I have converged to copy and pasting from some reference examples e.g. https://github.com/futurice/terraform-examples (note I contribute to that)


I can't say enough good things about terragrunt.


We have dozens of completely independent applications made up of hundreds of micro-services comprised from mergers and acquisitions, different market segments, etc.

Going from wildly disparate stacks to a unified core, while improving reliability and _real_ DevOps/GitOps/SRE principals (which are very different from old-school System Operations practices), we've independently adopted a model with elements of this.

> This article describes a systematic way of applying terraform at scale. At scale refers to: > > 1. high technical complexity: deploy infrastructure to any number of accounts and cloud providers > 2. high organizational complexity: enable multiple teams of developers to work collaboratively

It's making sense of the complexity that requires strong adherence to _reusable patterns_. We also use Terraform for "Monitoring-as-Code", so we use it in non-cloud provider use-cases as well.

Avoiding monolithic Terraform does come with an additional layer of complexity -- absolutely -- but we also don't have cookie-cutter services. We modularize the reusable bits, adopt _dependency injection_ (as opposed to tightly-coupled modules), and have adopted a more _composable_ approach rather than building large monolithic modules that do all the things. There are similar concepts in more mature software engineering organizations (e.g., SOLID principles). Updating a Lambda should not require executing the same monolithic Terraform as what manages your RDS instance. So we break apart the execution of Terraform into chunks which solve a single orthogonal problem.

Every module is well-tested using Terratest (Golang), and we leverage Terragrunt to solve issues with state management, reducing interdependency, and being able to use the output of one unit of Terraform as input to another unit of Terraform _in an entirely separate run_. This helps de-risk our infrastructure changes, and allows infrastructure to deployed _entirely separately_ from the application containers, while still leveraging things like ECS Capacity Providers in AWS (which uses container traffic to dynamically scale the underlying EC2 instances).

But for this to be successful, we've had to democratize the tools.
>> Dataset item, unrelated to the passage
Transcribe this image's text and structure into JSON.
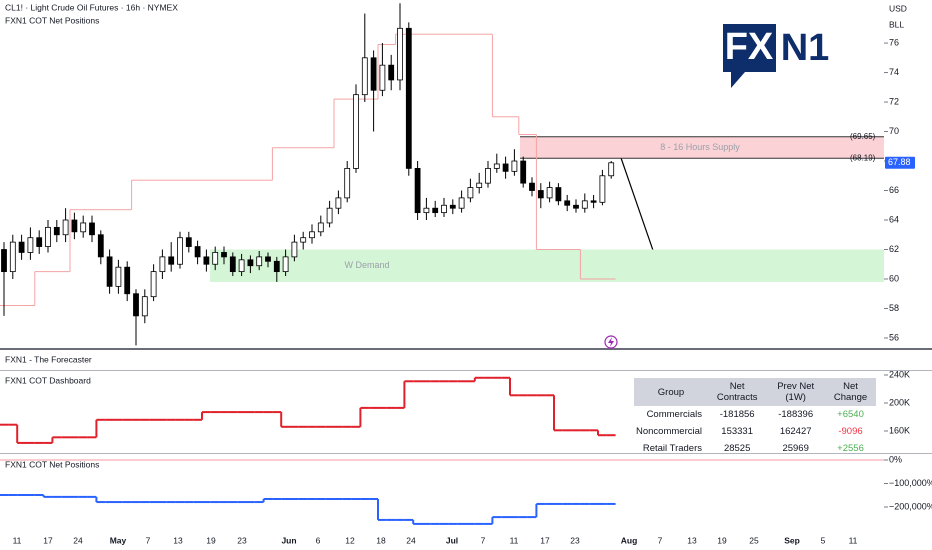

We will never have enough headcount to manage all of the day-to-day ops work for all services. So we've adopted what Netflix calls "full cycle development" where dev teams have taken over day-to-day operational needs (deployments, AMI updates), which has freed-up our SRE team to focus on tackling the harder R&D reliability projects and providing solutions as software. It also moves us from a "man-to-man" model to a "zone-defense" model (to use a sports metaphor). It allows us to scale our team resources better.

Development happens in the open (internally) with public (internal) repos, and we encourage discussion, issues, and healthy disagreements to flourish (as long as those disagreements can come to a resolution -- we don't leave things hanging for too long). It becomes an interactive experience between dev teams and SREs to _work together_ to make sure that what we're building is solving real problems that engineers face.

We're not perfect, and there is always more to do, but this has been an absolute godsend to helping us improve how we do things at our scale and with our resources. By building best practices into the base AMIs, shared Terraform modules, Monitoring-as-Code, and other tools, it helps the overall engineering culture move in a healthier direction. We've been able to _dramatically_ cut our AWS costs as a result, leading to more jobs — even during the pandemic!

For anyone reading this blog post and kinda freaking out, I would recommend setting aside your biases and thinking through how a different kind of model may actually be able to _help_ you. Because it worked for us.


Oh, and `aws-vault` from Segment.io.